Opinião

Por que a IA torna a reputação mais frágil e o PR mais decisivo

Entre eficiência e ruído, a IA desafia o PR a manter relevância e credibilidade em meio à abundância de conteúdo

Beatriz Destefani Augusto

Sócia-proprietária da Comunica PR 5 de dezembro de 2025 - 17h00

O Dia do Profissional de Relações Públicas, neste 2 de dezembro, chega em um momento que é, ao mesmo tempo, empolgante e de dar um nó na cabeça: como é que a gente continua construindo reputação de verdade em um mundo onde a Inteligência Artificial acelera tudo, inclusive os riscos?

A cada nova ferramenta generativa que surge, nos fazemos a mesma pergunta: estamos ganhando um superpoder de eficiência ou só estamos empilhando mais barulho? A verdade nua e crua é que a IA já não é uma novidade fascinante; ela virou rotina. E, como toda tecnologia que se torna infraestrutura, ela deixa de ser mágica para virar um desafio sério, especialmente para quem, como nós, vive de credibilidade.

A sedução é irresistível, a gente sabe: escala, velocidade, cortar custos, fazer mais entregas com menos esforço. É a promessa de ouro para empresas e profissionais que vivem sob a pressão do “pra ontem”. Mas é também um convite perigoso para o erro. Na pressa de produzir sem parar, o risco é deixar para trás o que é mais valioso: a profundidade, o contexto e a coerência.

O que antes exigia um trabalho quase artesanal, de apurar, interpretar, selecionar o que realmente vale a pena, hoje disputa espaço com sistemas que entregam conteúdos perfeitos na forma, mas, muitas vezes, ocas na alma.

O paradoxo do excesso

A IA nos jogou em um território de abundância extrema. Nunca geramos tanto conteúdo, mas, paradoxalmente, nunca tivemos tanta dificuldade em saber o que, no meio de tudo isso, realmente importa. A consequência é um paradoxo preocupante: quanto mais a gente fala, mais difícil fica ser escutado.
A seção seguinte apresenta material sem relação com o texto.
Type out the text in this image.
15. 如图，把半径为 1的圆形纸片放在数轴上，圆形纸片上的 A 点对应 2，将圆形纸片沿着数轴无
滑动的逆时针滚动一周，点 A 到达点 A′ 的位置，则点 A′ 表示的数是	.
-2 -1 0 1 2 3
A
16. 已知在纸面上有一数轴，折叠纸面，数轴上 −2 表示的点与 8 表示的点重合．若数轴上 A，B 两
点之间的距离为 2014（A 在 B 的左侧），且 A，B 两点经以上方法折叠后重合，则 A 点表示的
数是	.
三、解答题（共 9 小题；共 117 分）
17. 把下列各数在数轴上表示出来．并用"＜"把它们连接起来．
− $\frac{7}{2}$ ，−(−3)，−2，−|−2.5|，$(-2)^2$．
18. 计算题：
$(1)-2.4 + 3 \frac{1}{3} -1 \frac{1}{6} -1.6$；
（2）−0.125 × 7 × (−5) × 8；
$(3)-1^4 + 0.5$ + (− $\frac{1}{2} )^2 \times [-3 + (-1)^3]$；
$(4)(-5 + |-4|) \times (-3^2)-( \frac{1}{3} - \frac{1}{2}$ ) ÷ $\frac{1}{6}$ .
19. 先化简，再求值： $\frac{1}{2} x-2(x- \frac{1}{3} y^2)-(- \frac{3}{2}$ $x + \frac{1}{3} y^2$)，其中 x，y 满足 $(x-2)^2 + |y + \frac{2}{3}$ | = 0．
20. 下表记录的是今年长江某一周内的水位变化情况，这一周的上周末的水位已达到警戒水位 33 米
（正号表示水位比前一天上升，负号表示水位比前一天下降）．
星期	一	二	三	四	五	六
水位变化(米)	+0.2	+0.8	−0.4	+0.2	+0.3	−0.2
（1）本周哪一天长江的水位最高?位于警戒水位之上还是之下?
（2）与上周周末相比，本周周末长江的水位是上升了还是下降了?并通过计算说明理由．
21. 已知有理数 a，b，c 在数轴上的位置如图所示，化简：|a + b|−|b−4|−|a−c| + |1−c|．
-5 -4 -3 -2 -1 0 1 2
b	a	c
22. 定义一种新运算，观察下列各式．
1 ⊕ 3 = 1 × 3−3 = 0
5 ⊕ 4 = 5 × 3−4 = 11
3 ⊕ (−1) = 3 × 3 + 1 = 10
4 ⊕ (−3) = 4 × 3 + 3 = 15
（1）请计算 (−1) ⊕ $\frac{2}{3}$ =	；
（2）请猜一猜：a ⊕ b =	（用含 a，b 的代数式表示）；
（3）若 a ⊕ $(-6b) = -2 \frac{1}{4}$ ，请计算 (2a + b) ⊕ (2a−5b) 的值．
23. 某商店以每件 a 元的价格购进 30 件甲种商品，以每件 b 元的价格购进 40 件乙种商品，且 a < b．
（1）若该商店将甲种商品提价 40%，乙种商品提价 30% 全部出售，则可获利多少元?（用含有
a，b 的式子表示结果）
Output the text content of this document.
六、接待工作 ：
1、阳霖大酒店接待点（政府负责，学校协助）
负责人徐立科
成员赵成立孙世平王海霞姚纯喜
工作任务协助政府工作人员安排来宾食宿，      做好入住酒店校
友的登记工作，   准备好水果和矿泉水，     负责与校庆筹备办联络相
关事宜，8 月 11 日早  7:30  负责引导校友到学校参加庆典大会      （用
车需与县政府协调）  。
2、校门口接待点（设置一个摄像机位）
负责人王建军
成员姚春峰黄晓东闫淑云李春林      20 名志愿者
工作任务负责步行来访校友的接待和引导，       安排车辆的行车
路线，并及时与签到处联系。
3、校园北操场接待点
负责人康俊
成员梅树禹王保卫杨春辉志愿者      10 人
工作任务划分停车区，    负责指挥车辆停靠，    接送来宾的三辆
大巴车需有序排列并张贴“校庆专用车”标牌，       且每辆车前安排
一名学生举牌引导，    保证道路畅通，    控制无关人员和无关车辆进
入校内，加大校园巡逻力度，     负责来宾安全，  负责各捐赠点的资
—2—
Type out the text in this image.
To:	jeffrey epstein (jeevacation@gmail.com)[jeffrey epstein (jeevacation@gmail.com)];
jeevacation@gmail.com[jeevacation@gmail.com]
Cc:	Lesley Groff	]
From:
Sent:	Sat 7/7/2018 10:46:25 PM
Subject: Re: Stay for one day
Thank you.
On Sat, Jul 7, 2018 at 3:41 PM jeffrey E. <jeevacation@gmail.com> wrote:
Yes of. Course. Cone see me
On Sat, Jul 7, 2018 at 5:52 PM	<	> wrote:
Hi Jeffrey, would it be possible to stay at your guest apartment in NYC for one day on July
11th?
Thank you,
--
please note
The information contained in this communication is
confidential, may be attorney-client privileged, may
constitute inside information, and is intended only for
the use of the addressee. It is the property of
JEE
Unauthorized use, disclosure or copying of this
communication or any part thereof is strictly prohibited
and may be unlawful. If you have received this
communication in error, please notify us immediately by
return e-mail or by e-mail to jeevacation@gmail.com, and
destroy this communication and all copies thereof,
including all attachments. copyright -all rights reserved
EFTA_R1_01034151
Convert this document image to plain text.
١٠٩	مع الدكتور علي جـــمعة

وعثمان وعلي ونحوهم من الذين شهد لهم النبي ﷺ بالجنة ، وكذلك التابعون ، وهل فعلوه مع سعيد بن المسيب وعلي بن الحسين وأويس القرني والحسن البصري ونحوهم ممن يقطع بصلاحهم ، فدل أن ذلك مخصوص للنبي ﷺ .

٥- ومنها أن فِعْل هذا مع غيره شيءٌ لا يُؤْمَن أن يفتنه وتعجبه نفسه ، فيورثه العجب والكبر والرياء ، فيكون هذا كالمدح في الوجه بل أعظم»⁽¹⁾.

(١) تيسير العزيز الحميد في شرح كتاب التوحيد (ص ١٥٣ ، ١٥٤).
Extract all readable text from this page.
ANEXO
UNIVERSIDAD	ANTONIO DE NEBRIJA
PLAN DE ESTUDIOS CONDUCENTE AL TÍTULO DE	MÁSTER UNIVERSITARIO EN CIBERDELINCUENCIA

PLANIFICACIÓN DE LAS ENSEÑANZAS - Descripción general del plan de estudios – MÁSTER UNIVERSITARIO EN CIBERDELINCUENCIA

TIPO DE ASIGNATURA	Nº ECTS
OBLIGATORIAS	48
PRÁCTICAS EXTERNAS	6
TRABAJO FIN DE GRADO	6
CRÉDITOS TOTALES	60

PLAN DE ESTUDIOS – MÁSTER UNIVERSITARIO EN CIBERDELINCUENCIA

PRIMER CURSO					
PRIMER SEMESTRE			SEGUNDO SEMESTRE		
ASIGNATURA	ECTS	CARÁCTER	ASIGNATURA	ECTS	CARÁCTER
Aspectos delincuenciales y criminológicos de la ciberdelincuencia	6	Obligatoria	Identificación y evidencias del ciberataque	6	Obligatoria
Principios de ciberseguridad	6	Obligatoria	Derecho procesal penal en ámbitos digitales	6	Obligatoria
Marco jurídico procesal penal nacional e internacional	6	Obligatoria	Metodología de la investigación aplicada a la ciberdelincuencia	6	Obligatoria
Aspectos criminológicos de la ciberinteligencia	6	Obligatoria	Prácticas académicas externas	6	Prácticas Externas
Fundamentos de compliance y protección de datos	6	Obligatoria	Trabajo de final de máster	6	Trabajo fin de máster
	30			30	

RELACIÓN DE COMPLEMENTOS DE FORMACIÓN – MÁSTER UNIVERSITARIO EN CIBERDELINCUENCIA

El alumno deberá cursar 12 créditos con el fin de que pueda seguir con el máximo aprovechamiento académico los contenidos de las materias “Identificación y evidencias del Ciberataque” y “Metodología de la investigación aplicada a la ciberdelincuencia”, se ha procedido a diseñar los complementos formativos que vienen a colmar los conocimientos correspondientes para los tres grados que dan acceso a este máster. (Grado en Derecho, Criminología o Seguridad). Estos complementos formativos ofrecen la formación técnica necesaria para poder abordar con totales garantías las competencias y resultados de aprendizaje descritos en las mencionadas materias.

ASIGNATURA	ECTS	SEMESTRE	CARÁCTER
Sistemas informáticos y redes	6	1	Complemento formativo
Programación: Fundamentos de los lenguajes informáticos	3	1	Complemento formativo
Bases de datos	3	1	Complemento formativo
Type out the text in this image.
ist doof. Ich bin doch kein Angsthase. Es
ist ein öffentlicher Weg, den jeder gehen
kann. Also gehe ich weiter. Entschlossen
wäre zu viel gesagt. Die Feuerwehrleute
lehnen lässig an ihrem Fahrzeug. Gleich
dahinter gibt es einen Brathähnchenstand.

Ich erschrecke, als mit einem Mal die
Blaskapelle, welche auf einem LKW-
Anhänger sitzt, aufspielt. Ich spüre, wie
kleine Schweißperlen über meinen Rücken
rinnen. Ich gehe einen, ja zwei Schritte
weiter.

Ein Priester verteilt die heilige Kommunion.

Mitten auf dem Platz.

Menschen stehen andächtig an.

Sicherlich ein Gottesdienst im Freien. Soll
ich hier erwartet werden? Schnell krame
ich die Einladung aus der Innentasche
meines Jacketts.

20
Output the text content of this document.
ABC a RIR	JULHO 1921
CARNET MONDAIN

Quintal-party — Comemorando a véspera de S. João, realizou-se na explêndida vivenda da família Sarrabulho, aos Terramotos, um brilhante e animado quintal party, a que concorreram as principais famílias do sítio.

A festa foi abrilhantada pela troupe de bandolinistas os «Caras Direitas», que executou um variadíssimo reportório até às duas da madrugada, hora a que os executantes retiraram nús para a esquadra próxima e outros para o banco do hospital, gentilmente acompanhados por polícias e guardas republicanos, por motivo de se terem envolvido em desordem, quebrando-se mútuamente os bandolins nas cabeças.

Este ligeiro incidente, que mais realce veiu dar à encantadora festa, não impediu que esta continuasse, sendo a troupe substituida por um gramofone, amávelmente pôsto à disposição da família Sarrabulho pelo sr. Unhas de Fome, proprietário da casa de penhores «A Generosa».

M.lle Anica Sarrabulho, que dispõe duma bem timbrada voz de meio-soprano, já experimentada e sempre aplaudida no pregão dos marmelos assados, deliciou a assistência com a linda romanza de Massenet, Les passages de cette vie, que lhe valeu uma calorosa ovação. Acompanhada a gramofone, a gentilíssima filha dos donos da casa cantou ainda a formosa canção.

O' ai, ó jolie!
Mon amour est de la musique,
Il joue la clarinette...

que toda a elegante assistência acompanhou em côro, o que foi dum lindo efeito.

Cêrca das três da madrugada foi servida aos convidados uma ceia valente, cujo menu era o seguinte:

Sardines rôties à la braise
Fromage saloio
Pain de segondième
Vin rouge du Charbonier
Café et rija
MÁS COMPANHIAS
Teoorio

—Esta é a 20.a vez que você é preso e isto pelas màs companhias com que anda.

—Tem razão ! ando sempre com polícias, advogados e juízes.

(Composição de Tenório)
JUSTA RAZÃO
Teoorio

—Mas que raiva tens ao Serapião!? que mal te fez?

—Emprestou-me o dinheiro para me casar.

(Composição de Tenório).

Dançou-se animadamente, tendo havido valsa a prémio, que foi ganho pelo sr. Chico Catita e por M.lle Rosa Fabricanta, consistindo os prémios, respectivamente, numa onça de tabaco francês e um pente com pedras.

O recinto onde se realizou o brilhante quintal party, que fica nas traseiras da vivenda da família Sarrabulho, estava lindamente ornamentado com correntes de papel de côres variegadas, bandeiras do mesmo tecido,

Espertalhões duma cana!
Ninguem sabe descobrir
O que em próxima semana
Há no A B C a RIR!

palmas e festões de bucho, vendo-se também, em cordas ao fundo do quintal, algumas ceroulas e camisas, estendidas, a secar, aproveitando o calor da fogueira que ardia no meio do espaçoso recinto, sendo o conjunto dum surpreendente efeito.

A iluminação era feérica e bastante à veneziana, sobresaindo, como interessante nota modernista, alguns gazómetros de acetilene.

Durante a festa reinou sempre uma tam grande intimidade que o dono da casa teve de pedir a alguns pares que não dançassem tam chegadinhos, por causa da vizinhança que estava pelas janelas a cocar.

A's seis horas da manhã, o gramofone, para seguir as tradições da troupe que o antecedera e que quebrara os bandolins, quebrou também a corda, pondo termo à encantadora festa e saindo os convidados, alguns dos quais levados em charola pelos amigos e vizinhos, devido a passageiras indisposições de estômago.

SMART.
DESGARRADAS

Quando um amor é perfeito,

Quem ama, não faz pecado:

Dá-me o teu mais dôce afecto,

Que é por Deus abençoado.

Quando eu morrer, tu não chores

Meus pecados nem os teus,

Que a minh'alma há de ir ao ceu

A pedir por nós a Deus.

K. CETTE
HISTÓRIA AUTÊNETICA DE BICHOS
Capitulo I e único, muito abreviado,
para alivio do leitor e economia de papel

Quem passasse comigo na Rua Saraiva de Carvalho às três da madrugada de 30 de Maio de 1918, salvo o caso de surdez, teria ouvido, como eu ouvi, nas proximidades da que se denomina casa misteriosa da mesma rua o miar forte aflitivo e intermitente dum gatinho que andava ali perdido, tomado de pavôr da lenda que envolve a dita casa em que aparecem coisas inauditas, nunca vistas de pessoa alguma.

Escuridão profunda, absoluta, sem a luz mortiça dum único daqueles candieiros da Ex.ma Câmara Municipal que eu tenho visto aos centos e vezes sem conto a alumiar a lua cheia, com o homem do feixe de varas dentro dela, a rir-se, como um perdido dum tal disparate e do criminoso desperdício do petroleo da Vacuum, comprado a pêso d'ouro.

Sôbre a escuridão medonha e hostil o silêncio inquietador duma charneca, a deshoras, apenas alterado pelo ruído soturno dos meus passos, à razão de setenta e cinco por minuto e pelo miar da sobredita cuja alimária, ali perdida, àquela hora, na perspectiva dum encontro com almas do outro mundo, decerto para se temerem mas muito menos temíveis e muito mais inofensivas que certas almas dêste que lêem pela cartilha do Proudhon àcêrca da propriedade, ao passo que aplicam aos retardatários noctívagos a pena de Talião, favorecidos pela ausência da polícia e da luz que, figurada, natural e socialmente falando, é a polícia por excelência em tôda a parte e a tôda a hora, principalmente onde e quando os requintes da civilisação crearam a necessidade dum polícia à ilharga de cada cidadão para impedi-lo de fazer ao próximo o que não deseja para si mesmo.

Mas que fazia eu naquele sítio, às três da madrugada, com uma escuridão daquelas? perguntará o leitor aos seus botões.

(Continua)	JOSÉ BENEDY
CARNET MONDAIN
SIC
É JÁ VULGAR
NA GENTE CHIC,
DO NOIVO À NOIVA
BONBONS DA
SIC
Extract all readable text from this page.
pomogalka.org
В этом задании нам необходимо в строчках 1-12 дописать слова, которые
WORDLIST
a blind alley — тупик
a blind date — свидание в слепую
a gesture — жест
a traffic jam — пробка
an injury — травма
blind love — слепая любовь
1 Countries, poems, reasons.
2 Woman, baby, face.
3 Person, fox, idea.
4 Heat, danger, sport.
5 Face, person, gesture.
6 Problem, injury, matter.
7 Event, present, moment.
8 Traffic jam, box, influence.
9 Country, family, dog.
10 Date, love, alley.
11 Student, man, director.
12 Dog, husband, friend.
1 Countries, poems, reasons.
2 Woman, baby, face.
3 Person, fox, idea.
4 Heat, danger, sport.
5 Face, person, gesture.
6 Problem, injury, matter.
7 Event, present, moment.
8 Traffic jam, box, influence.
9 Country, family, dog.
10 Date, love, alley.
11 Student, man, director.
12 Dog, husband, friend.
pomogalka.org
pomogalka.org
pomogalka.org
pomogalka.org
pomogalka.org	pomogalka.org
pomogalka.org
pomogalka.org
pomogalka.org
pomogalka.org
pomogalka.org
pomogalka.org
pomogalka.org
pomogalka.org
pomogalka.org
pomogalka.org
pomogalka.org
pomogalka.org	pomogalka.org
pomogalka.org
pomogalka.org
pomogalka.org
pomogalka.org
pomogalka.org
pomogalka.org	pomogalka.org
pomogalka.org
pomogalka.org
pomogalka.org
Nosso papel, então, mudou radicalmente. Deixamos de ser meros “produtores” para nos tornarmos curadores de alto nível. Se antes a batalha era fazer a mensagem chegar, hoje a missão é fazer a mensagem valer. A curadoria não é mais um luxo ou um diferencial; é a única linha de defesa para evitar que as marcas se dissolvam nesse oceano de textos genéricos, releases que parecem cópia um do outro e narrativas artificiais que desmoronam na segunda leitura.

IA não substitui a inquietação

Toda comunicação que presta nasce de um incômodo: aquela pergunta que incomoda, a ideia que vai na contramão, o contraste que tira a conversa do lugar comum. E isso exige uma sensibilidade que nenhum algoritmo domina. A tecnologia é mestra em identificar padrões; a reputação, no entanto, é construída com nuances. A IA é excelente para dar forma, mas ainda é incapaz de gerar sentido, e é justamente nesse sentido que a confiança é cimentada.

O grande problema acontece quando as empresas cometem o erro de trocar “otimizar estratégia” por “baratear conteúdo”. Esse deslize sai caro: as mensagens se tornam indistinguíveis, os posicionamentos perdem força e as marcas se tornam descartáveis. Não por falta de capacidade, mas por falta de intenção clara.

A nova responsabilidade estratégica

Chegamos a uma fase em que o PR não pode mais se dar ao luxo de ser apenas um executor. A IA democratizou ferramentas, mas também expôs, de forma quase cruel, quem realmente pensa estratégia e quem apenas segue o fluxo.

Hoje, o valor do nosso trabalho está na capacidade de decidir o que de fato merece ser dito, compreender por que isso importa (e não outra coisa) e garantir que a tecnologia amplifique, e jamais distorça, o propósito central de uma marca. Não é sobre dominar sistemas, mas sobre fazer escolhas com intenção, rigor e visão de longo prazo.

Em um cenário onde tudo é possível, o que realmente nos diferencia é a escolha. E é exatamente aí que mora o trabalho de gente: usar a IA para dar potência máxima ao que já é sólido, e nunca para mascarar o que está faltando.

No fim das contas, a conversa sobre Inteligência Artificial não é sobre ser substituído por robôs; é sobre substituir maus hábitos: a pressa burra, o conteúdo irrelevante, a comunicação que não tem estratégia por trás. A tecnologia não ameaça os profissionais de PR; ela ameaça as práticas antiquadas.

A pergunta que vai definir o futuro da nossa área não é “como eu uso a IA?”, mas sim: “como eu continuo sendo confiável em um mundo onde todo mundo está usando a IA?”. E essa resposta, felizmente, ainda não pode, e talvez nunca possa, ser automatizada.